Gastrecensie
van Sandra van der Plaats, zij las het boek in het Duits*
Uitgeverij
Athenaeum
Het
ondoordringbare sprookje van Doornroosje
Tja,
Kafka. Wat voor zinnigs kun je daar over zeggen: óf heel weinig, en
het maar gewoon over je heen laten komen, of er een scriptie over
schrijven, aangezien er weinig schrijvers zijn, wier schrijfstijl een
begrip is geworden en die zo’n grote invloed op de wereldliteratuur
hebben gehad.
Kafka
(lezen) maakt nederig, dus wat ik met Das Schloß heb gedaan,
is het gewoon lezen.
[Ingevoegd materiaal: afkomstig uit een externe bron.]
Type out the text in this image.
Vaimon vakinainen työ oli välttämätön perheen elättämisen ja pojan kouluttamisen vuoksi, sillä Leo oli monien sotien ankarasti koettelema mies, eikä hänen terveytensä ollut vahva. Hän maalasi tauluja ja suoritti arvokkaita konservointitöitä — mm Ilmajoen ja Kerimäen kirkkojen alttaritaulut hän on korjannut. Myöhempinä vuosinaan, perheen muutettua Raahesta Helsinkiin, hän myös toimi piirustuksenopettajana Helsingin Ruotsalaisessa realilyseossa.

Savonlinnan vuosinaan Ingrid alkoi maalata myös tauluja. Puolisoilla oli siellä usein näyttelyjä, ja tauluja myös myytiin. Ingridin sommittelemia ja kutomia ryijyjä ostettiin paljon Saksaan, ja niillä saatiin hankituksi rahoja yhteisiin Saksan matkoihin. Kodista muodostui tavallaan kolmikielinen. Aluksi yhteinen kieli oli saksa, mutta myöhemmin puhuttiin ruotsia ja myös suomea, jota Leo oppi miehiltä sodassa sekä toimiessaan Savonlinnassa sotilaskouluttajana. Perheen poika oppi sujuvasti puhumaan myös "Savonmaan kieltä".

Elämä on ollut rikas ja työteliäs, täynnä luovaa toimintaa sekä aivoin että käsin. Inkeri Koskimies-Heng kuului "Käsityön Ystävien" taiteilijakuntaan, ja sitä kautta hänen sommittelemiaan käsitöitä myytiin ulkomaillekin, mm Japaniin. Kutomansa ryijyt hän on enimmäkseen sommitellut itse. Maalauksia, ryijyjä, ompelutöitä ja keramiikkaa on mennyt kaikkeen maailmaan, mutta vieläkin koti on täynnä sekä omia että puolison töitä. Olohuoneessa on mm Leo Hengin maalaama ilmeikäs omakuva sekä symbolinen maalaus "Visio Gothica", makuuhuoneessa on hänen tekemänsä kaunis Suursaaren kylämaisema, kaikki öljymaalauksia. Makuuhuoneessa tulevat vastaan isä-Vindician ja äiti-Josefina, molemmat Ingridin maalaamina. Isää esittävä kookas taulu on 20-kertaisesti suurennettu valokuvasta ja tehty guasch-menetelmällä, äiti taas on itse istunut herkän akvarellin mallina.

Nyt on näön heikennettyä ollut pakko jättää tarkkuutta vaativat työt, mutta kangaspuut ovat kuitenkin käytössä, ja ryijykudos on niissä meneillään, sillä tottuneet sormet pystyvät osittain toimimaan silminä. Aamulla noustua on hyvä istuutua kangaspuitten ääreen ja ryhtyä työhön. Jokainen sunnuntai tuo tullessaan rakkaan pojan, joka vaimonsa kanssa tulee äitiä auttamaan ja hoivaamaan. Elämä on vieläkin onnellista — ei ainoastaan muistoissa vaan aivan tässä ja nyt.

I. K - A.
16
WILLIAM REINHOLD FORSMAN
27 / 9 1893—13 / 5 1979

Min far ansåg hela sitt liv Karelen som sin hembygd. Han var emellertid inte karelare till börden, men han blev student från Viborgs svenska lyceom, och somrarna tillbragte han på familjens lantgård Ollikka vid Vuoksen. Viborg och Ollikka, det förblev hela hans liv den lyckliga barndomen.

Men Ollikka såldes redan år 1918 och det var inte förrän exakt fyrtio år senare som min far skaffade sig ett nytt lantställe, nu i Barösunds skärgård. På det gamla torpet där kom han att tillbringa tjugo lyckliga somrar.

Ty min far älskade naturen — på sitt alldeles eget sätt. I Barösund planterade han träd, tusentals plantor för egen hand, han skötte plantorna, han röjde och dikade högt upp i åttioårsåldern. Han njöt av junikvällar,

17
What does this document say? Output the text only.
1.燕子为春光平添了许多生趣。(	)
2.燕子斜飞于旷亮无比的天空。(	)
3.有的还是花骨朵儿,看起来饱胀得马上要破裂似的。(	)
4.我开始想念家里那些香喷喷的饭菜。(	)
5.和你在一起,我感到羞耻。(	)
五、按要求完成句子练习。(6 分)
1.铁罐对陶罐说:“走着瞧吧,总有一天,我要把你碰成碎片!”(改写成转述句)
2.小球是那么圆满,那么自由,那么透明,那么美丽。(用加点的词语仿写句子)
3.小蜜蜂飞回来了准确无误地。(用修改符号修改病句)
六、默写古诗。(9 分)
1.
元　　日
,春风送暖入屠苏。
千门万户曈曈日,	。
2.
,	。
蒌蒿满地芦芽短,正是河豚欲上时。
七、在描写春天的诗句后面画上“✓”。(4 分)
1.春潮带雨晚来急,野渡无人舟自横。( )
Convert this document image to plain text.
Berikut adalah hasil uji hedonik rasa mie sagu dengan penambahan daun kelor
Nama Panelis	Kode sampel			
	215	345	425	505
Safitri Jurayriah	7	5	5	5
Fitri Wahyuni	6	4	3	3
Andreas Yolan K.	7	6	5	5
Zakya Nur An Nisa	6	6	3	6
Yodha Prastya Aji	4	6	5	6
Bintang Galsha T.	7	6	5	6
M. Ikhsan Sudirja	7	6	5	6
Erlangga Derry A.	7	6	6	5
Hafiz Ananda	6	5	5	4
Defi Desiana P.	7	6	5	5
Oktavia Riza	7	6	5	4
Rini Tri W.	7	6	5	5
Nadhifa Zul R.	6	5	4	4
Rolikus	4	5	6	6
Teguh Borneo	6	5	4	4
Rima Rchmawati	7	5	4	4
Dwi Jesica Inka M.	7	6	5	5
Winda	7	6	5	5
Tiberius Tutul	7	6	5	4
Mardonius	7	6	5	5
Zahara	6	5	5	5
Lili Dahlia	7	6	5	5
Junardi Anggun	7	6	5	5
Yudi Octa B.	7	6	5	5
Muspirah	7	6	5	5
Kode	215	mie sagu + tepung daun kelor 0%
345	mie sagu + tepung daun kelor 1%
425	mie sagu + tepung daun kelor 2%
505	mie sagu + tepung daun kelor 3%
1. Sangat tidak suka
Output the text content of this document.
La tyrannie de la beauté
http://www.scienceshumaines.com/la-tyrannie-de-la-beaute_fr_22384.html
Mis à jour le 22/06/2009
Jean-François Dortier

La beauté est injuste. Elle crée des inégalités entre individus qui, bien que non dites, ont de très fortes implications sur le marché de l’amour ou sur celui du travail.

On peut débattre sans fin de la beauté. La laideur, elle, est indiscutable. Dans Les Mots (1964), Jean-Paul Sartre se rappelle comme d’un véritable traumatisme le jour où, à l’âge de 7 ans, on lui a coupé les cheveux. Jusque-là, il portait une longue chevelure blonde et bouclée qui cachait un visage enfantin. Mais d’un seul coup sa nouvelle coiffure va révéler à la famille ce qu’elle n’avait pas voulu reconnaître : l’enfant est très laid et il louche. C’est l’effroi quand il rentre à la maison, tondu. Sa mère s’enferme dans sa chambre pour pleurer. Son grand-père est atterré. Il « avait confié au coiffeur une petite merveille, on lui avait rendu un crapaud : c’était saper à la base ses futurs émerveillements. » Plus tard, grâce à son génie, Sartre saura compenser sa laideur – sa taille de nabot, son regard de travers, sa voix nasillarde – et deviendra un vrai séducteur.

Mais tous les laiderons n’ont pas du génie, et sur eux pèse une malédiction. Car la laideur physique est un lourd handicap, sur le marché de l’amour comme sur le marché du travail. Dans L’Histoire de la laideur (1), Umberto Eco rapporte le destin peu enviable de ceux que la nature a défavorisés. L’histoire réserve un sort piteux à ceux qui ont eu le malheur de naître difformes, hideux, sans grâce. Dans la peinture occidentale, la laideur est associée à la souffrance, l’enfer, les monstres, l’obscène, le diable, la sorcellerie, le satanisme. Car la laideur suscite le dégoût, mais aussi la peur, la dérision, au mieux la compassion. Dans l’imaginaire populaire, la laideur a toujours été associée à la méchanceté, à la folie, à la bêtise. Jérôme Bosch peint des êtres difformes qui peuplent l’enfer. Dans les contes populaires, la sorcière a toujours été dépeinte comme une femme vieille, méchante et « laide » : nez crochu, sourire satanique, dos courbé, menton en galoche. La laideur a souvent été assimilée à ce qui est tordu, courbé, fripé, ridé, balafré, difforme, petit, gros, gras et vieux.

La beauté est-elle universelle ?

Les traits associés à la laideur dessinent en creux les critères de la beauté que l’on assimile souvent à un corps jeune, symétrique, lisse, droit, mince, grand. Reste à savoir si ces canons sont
Niet te veel denken aan het absurdisme of het
existentialisme, aan Camus of vooral aan Nietzsche, maar gewoon het
ritme van de zinnen aanhoudend, zonder daarbij te zwaar te tillen aan
wat er staat en wat er allemaal bedoeld wordt. Want het moge
duidelijk zijn, dat daar hele studies aan gewijd kunnen worden. Niet
doen dus.
Das
Schloß is niet echt een boek waar je vrolijk van wordt. Het
geheel valt als een grauwe, zware deken over je heen. Het is donker,
het sneeuwt, de gebouwen zijn groot, en vervallen; daarnaast heeft
het dorp ‘geen gasten nodig.’. K. komt alleen ergens binnen om
te zitten, te slapen of om uit te rusten, alwaar hij door de
dorpelingen met de nodige argwaan wordt bekeken en behandeld.
Alles
is ‘off’ en vreemd; alsof de tijd is stilgezet en alles zich in
slow-motion beweegt. Het landschap werkt ook mee aan deze
vervreemding, het mist, het sneeuwt, het is donker en verlaten, de
stemmen klinken veraf, en verstomd. Wegen lijken zich eindeloos door
het landschap te slingeren, zonder ooit ergens ‘aan te komen.’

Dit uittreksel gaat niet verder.